Elle avait envie de s’amuser, elle avait vingt-quatre ans ! Lutèce, ce journal acerbe, lui consacra quelques articles, à elle une femme, elle une Sociétaire des gens de lettres, jadis patronnée un instant par Houssaye. Ô joie ! un article dans Lutèce, la poignée de main de Moréas qui murmurait « Vous êtes une léoparde très héraldique !… » et l’œil d’un maître vénéré entre tous, Barbey d’Aurévilly, fixé sur elle affectueusement.

Ce fut alors que Monnier accepta Nono. La première entrevue de l’auteur et de l’éditeur fut drôle : Vous êtes donc la marquise de Sade ? » demanda Monnier avec son rire moqueur.

« Oui, » répondit catégoriquement Rachilde, qui avait peur de remporter son manuscrit.

Après Nono, la Virginité de Diane, entre temps Queue de poisson, les Histoires bêtes, puis le procès de Monsieur Vénus en Belgique, pays de la pornographie, où il avait paru.

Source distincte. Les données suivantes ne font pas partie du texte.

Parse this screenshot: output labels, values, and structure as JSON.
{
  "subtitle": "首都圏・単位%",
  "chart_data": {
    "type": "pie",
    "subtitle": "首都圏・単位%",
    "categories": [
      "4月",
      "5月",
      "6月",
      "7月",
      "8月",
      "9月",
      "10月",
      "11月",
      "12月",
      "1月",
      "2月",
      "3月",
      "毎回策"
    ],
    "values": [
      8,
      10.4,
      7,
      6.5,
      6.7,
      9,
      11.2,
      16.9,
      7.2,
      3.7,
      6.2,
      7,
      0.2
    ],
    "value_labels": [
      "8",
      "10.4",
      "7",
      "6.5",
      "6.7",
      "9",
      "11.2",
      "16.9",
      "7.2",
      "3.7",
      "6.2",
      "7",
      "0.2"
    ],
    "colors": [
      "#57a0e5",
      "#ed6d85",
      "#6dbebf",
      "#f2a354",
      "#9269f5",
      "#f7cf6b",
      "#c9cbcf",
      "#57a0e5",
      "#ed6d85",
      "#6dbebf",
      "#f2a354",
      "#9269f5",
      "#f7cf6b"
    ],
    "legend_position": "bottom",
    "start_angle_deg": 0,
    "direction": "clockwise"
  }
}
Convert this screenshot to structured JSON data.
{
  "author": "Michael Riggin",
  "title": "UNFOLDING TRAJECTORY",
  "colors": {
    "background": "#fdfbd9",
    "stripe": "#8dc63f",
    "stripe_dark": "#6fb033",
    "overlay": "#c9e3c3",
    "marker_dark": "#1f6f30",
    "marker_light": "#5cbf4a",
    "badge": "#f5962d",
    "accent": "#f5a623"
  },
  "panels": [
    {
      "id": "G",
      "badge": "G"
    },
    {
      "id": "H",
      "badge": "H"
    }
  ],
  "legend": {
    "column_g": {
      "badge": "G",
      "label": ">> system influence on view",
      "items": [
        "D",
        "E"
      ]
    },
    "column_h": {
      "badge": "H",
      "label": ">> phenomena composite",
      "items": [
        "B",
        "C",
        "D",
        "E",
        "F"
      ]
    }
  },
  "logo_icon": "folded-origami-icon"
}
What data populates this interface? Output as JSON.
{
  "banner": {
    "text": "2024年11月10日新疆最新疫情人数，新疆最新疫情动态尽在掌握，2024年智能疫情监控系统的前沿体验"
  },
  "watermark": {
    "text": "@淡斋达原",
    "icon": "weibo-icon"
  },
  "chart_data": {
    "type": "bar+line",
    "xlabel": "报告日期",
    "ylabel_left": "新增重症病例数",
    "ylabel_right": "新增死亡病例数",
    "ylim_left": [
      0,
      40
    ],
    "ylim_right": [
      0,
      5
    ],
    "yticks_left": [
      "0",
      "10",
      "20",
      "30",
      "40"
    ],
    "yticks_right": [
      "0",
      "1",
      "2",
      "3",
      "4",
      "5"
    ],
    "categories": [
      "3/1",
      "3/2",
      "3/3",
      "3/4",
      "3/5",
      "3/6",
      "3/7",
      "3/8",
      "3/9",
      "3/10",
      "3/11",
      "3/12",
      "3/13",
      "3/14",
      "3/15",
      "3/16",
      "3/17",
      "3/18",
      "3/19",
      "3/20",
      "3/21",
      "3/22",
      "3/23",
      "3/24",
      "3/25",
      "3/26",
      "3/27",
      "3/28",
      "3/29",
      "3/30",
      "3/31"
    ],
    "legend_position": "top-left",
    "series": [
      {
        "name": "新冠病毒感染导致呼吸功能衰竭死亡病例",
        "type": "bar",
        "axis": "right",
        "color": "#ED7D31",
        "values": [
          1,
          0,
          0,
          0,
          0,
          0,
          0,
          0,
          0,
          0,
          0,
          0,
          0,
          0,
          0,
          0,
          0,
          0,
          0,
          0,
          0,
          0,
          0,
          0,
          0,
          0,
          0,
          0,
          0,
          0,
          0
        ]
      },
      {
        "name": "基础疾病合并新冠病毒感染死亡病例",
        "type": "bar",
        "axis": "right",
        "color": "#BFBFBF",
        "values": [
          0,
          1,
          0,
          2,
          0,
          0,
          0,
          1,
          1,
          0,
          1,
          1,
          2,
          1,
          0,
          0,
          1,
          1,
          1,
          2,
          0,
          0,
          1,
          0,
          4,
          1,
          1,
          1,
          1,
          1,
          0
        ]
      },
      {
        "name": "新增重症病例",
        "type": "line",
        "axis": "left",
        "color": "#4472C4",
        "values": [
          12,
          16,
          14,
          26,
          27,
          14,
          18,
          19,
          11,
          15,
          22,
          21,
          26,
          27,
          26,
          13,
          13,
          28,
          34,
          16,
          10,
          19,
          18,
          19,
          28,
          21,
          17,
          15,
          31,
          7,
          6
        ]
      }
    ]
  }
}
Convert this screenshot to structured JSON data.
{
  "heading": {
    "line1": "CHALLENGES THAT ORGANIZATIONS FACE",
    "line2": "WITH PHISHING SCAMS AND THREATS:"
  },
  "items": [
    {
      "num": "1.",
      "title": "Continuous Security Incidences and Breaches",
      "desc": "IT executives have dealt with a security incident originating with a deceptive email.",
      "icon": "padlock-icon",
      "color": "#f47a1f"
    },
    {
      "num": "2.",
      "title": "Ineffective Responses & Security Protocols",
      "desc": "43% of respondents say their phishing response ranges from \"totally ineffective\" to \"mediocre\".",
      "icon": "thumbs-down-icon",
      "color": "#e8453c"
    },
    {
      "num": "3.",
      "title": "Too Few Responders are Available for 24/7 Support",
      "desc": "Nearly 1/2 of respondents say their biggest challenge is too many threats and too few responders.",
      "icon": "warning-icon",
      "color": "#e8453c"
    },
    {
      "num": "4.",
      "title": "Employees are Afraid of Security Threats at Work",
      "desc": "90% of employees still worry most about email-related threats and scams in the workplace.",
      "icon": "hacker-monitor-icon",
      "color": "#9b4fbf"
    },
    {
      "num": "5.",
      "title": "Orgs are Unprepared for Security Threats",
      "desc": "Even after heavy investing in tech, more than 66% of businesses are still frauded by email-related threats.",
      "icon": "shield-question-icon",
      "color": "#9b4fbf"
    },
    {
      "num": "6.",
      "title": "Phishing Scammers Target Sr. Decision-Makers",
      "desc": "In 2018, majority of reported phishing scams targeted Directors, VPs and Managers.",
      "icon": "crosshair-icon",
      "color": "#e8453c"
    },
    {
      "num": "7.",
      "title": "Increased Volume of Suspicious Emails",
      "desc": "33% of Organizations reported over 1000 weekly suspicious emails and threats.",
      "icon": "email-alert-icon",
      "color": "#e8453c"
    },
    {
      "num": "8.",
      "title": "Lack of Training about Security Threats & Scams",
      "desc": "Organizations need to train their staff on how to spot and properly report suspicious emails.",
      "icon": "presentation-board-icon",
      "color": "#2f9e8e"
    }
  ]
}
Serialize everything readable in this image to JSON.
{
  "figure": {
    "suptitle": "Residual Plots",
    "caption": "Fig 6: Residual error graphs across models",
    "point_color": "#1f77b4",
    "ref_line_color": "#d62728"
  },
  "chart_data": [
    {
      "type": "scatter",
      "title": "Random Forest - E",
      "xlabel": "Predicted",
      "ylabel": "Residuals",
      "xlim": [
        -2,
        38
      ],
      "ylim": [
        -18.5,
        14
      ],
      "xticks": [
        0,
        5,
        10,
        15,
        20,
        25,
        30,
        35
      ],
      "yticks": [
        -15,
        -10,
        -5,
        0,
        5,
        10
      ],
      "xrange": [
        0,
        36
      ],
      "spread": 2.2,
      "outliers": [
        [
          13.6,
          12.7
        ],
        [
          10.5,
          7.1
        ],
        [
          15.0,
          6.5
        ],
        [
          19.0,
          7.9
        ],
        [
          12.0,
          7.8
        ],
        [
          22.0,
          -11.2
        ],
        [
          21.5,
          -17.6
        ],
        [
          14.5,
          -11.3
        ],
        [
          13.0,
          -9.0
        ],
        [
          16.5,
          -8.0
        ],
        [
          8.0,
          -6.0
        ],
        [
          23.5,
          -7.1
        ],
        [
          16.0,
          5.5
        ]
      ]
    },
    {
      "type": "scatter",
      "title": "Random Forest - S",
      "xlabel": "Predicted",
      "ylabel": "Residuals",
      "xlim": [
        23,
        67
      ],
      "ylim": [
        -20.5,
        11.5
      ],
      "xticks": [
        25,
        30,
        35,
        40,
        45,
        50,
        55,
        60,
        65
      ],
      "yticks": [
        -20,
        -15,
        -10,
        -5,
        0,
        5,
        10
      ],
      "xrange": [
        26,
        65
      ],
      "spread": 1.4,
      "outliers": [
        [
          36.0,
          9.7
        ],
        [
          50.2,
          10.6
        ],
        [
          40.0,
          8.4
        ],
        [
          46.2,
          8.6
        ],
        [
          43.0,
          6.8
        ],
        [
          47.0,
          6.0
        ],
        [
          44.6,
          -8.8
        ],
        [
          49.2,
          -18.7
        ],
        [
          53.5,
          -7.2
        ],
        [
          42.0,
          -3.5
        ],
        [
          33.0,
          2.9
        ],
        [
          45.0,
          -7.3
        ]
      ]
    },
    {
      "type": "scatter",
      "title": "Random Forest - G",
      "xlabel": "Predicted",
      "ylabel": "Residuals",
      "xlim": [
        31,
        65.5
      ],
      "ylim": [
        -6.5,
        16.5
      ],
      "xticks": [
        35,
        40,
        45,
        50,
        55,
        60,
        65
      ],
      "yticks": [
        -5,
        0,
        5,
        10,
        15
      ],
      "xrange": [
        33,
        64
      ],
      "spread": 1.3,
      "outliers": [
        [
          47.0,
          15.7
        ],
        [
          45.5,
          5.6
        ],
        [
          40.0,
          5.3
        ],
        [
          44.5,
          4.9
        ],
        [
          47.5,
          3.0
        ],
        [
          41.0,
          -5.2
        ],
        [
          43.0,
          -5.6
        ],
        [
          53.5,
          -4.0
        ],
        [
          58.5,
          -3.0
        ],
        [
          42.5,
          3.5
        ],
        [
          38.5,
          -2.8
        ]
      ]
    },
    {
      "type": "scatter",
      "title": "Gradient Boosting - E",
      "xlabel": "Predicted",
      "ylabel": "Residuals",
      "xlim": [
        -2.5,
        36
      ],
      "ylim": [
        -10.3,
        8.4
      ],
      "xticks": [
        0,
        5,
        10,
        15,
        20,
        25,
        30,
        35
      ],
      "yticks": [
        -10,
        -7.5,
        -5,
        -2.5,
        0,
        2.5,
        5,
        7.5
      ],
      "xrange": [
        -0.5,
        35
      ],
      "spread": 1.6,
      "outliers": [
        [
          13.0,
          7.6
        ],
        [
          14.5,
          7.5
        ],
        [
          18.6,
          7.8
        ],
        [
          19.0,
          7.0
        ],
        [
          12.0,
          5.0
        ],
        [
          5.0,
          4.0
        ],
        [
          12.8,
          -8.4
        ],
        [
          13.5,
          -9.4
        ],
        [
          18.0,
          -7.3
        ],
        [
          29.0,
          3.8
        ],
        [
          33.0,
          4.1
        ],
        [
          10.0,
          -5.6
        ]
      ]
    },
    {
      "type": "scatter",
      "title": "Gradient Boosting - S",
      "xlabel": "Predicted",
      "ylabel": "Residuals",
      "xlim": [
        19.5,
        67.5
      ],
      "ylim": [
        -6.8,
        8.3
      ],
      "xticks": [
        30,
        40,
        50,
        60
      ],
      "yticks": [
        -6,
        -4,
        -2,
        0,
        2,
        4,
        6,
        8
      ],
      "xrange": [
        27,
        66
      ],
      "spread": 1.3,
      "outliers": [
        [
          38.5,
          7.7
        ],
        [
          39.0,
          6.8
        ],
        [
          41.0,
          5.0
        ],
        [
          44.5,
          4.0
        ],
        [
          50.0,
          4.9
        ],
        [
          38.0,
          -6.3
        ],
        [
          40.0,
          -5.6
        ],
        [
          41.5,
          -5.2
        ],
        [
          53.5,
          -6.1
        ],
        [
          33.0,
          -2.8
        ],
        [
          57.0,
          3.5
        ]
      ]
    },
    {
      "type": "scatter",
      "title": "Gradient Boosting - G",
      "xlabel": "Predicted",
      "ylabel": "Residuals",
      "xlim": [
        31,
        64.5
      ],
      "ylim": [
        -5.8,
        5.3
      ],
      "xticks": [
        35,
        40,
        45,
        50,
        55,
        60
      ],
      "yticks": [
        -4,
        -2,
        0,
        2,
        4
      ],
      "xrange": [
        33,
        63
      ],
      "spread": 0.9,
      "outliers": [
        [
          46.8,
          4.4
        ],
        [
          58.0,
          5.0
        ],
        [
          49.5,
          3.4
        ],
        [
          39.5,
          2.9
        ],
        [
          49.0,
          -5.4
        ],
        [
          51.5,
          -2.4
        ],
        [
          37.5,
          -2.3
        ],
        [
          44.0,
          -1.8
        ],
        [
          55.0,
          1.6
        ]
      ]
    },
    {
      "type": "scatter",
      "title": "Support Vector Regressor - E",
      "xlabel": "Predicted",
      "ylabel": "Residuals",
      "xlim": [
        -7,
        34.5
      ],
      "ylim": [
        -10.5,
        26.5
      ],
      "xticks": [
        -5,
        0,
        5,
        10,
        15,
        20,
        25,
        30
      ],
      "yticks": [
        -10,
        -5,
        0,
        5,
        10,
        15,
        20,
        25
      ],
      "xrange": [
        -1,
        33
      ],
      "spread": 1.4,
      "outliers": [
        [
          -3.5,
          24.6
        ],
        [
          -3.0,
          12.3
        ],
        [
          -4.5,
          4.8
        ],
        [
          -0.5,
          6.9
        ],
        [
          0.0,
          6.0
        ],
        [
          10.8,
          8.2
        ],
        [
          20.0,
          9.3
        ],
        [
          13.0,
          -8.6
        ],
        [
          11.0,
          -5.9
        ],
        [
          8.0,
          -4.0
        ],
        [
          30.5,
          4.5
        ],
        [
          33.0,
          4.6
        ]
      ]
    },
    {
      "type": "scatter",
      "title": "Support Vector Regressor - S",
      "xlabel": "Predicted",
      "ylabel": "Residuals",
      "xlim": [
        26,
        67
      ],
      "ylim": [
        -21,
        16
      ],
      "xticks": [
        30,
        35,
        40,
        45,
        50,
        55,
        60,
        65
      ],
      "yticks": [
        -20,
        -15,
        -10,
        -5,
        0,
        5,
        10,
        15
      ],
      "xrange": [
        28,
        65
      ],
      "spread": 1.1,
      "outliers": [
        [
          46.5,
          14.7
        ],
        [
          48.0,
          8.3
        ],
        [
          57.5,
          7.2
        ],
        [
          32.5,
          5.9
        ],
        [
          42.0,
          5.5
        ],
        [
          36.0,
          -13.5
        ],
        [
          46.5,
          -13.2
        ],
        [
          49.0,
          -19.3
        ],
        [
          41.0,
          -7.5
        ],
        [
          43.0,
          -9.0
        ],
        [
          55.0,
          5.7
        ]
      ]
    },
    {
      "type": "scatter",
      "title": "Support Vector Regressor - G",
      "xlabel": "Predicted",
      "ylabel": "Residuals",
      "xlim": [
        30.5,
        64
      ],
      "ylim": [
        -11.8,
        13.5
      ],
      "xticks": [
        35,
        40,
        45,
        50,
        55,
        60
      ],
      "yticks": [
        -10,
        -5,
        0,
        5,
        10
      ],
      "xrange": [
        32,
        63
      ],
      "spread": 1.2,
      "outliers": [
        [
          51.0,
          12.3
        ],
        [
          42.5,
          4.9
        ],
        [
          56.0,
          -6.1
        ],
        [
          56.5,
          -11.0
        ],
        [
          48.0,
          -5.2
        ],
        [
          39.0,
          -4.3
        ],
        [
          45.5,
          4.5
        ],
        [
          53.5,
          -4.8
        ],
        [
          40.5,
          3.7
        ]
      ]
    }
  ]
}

Condamnation de l’éditeur Brancart, descente d’un mouchard chez Rachilde, et douceur du parquet de France, qui, ne comprenant pas le livre, jugea sage de ne pas le poursuivre.

Rachilde, sans rouler sur l’or, eut à manger pour elle, pour son chat noir et son serin jaune.

Camille Delaville ne ferma pas son salon à l’auteur prohibé, Georges de Peyrebrune lui tendit la main, courageusement.